Guest Column | May 19, 2014

Bye-Bye, Broadband Barriers: Carrier-Class Network Service Is Available In Smaller Markets

By Jon Mims, Director of Managed Services, Cbeyond

Managed Service Providers (MSPs) that serve multi-location businesses know that their customers thrive when their satellite offices generate a large share of the company’s revenue and the home office drives efficiency and cost control through well managed, centralized operations — including IT.

As most MSPs can attest, the typical multi-location technology environment is a hub and spoke configuration, in which the central office houses the core IT platform, including line of business applications, IT management, and business continuity applications; while the outlying satellite offices have function-specific technologies and local office productivity tools. As such, the remote offices rely heavily on access to central office systems to conduct work and generate revenue, and the home office relies on consistent and accurate data flow from the remote offices to monitor business performance. 

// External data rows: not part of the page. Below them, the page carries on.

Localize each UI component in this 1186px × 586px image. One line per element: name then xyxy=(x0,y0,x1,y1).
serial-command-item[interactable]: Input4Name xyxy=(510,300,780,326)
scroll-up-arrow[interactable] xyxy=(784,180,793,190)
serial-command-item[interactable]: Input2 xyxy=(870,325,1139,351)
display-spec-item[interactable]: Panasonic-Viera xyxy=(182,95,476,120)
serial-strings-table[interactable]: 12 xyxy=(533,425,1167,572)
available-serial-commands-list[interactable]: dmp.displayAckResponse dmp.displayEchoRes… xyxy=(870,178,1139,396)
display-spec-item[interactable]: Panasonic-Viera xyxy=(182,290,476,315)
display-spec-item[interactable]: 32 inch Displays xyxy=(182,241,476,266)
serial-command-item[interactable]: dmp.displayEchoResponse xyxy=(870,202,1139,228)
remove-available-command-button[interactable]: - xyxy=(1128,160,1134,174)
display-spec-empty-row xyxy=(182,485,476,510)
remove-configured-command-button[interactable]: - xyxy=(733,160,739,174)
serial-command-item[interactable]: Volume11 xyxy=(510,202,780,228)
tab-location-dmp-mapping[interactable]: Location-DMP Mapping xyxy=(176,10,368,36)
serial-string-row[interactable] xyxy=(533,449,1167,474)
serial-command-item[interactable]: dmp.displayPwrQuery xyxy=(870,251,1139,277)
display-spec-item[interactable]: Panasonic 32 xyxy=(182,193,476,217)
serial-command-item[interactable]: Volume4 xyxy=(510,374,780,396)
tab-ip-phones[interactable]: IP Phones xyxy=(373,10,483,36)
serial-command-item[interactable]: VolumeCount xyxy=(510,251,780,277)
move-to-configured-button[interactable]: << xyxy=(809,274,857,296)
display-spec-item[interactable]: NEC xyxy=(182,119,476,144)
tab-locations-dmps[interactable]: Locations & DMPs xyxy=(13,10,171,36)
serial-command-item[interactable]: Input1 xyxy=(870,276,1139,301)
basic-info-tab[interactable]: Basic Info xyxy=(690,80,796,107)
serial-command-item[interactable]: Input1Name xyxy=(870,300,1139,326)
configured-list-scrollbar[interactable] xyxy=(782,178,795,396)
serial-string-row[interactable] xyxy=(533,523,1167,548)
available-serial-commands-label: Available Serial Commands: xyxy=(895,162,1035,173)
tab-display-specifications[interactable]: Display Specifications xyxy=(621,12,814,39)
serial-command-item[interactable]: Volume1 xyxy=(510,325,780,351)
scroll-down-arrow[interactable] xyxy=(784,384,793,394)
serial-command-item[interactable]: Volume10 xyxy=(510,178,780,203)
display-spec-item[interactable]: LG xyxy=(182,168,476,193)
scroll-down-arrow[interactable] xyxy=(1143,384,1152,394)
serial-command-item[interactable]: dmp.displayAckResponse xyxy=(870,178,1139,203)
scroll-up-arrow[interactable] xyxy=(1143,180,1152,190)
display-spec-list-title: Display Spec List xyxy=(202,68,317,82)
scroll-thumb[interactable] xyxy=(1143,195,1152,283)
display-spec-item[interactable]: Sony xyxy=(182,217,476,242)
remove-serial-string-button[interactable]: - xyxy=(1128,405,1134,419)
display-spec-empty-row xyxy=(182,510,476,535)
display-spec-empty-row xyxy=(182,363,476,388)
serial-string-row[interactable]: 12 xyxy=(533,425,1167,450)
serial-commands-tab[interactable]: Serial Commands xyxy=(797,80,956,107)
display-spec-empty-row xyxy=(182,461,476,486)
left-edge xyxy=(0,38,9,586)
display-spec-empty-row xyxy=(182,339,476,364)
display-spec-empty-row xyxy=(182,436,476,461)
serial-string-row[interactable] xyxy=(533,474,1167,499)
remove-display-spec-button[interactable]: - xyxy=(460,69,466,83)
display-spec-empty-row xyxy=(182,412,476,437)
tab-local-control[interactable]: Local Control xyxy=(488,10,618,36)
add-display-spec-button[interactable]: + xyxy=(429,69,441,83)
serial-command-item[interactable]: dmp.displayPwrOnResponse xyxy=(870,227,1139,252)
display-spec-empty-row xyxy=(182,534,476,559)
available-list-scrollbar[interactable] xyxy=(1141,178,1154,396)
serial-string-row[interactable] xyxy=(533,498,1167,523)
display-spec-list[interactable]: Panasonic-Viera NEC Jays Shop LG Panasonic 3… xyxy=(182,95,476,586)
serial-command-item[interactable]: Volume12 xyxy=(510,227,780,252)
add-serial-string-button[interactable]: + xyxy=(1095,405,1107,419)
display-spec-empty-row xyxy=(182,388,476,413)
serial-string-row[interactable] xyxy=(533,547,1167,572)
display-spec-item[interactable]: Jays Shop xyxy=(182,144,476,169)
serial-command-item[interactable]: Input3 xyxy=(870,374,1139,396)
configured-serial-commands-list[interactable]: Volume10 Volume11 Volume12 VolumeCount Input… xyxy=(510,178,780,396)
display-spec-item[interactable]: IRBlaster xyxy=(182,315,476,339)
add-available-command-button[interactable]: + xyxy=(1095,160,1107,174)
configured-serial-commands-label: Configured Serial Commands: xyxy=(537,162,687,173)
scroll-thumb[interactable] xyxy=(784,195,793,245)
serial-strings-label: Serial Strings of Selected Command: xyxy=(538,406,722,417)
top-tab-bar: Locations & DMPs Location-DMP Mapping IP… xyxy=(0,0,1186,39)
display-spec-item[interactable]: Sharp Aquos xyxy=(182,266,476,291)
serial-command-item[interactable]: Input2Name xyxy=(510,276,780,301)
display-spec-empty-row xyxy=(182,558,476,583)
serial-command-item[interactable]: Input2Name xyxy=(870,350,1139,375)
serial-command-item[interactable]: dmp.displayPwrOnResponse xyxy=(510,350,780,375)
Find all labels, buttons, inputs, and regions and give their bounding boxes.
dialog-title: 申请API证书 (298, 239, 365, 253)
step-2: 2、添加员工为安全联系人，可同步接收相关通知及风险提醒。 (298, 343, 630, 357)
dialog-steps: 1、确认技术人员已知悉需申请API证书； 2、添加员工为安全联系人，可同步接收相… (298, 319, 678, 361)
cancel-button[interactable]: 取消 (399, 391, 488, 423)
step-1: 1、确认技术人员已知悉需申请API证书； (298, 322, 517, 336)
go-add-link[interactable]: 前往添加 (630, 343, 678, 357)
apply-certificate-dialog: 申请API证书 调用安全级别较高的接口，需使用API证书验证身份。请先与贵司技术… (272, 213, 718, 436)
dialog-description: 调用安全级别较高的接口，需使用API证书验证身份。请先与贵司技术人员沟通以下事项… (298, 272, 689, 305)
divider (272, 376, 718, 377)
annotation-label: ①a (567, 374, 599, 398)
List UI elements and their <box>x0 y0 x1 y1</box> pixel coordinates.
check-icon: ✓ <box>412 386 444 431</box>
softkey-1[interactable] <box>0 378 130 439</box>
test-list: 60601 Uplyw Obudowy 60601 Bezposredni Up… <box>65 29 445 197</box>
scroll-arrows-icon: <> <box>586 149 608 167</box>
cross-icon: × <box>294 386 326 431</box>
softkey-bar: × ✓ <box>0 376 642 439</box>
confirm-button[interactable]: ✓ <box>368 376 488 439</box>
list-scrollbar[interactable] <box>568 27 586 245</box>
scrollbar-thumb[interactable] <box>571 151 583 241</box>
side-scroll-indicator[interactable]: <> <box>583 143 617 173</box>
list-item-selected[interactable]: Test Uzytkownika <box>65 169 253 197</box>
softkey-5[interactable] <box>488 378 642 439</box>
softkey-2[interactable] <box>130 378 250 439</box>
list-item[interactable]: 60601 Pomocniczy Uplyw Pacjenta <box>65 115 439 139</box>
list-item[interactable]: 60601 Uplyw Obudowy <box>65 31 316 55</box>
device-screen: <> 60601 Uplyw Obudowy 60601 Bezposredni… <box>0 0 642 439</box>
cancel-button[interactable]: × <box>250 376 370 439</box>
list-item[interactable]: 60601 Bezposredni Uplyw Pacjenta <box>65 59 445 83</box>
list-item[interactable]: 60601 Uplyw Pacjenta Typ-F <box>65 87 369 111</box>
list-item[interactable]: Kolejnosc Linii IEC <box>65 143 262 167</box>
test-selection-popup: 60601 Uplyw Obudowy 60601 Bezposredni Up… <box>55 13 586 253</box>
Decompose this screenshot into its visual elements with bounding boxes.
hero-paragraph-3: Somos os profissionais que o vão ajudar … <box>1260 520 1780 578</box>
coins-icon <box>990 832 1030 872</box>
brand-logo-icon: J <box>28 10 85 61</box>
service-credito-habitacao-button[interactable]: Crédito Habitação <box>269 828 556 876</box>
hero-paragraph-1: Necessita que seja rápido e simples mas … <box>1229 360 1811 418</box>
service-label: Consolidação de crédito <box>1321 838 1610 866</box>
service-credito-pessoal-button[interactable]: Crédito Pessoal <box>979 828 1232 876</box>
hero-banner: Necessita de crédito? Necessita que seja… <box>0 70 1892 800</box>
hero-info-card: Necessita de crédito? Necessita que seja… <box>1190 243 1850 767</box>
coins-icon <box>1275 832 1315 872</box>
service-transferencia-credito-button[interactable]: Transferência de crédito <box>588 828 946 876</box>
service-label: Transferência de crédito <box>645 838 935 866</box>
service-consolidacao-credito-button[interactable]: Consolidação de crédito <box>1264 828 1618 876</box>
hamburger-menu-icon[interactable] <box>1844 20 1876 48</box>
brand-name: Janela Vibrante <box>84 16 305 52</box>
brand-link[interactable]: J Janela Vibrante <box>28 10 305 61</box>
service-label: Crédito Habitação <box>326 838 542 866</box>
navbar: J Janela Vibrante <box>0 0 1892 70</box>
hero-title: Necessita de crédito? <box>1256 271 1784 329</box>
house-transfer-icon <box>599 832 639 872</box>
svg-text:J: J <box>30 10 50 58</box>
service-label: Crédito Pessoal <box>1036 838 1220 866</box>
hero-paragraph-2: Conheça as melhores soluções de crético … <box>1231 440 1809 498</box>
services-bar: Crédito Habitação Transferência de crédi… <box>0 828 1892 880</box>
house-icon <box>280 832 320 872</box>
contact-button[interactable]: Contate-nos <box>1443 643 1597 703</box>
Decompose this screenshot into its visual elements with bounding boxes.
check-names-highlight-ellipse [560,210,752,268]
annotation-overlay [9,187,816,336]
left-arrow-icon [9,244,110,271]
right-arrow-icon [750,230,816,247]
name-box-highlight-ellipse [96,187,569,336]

This interdependency presents an excellent opportunity for the MSP to provide a broad portfolio of core and value-added services. It also carries a level of risk because the MSP typically does not own the telecommunications network that supports the customer locations. Network speed, availability, and capacity become a core focus for the provider, because the hub is weakened if it loses a spoke. 

To ensure that the networks they are prescribing for their multi-location customers provide the highest level of security, stability, and availability, many MSPs utilize a high-speed network technology called Multiprotocol Label Switching (MPLS), which speeds up network traffic flow and makes it easier to manage the network for quality of service (QoS) performance for its users.

Considerations For Migrating Your Client To An MPLS Network

Now is a perfect time for MSPs to consider migrating multi-location customers to a managed MPLS network.  An important first step is to make a thorough assessment of your network service providers and grade them according to the following performance criteria:

  • Size, capacity, and footprint of their owned network; and the same for any network partners that they may be working with to serve your customer
  • Overall network performance history in terms of availability and speed
  • QoS performance and service level agreements (performance guarantees) offered
  • Quality and level of expertise of its support teams 
  • Experience and responsiveness of your account manager

Once the decision is made to consolidate providers, the MSP should following these steps to ensure a successful migration:

  • Develop a network diagram that maps how offices are connected. The diagram should indicate what type of traffic flows over the network: data, voice, and media/voice, and what the QoS requirements are in order of prioritization to the success of the business. It should also show the logical traffic flow between locations and users. The diagram should also show where voice traffic and Internet access can be centralized to reduce expense and capital expenditure needs for maintaining additional PBXs (private branch exchanges), and firewalls. 

Network Diagram

  • Prioritize traffic and network availability so that the most critical business applications get the highest QoS. Porting business applications to any new network should be based on their business impact. 
  • Create an employee migration plan to include a scheme of the technology and applications being used by each employee in the office, to determine which location systems require the most capacity. Mission-critical processes and applications will have priority and be deployed first.
  • Schedule the switchover to the new network during off hours or when availability is not critical.
  • Take a phased approach to turn up locations or employee groups on the new network based on business priority. 

Barriers To Accessing MPLS Have Come Down

One significant challenge for MSPs seeking to utilize MPLS networks is that access to them has not been ubiquitous — to the detriment of customers with locations across smaller regional markets. Large network operators don’t serve many of these markets and few local providers have the footprint or capacity to wholly support a multi-location business across several markets in one or multiple regions nationwide.

Historically, the scarcity of network providers that can serve smaller markets has obliged many MSPs to rely on a patchwork approach to connectivity, using two or more network providers. In some cases a mix of network access technologies, including MPLS and virtual private networks (VPN) running over the public Internet, support connectivity to the home office.

This fragmented approach also occurs when a company adds locations through acquisition and significant disparities in network service exist between the principal and acquired companies.

Supporting a multi-location customer over a multi-provider network may be a non-issue when everything is running smoothly. But, if something goes wrong, the challenges for the MSP can be formidable.  

Foremost is the fact that if any part of the network goes down or suffers a critical performance drop, the MSP will have to deal with numerous vendors to determine the root cause of the issue and get it resolved. This can lead to extended downtime, which in turn can disrupt customer business processes and workflows, reduce productivity and delay sales — all of which erode the customer’s bottom line and put the provider relationship at risk. 

Fortunately, MPLS networks managed by a single network operator are becoming more available to MSPs that serve businesses with locations in multiple smaller markets. Thanks to strategic MPLS network partnerships, providers that have served these markets over the years are now able to offer enterprise-grade bandwidth, secure connectivity with high availability, and QoS at every location. These providers also offer a single point of contact to support all locations, with professional network engineers to work through technical issues and resolve problems quickly. 

Today, managed network providers have MPLS services (and the network expertise to implement and support them) that MSPs can leverage to serve businesses with locations in practically any market. MSPs can now embrace MPLS with confidence and take network performance issues off their plates, freeing up more time to focus on driving value and business growth through technology.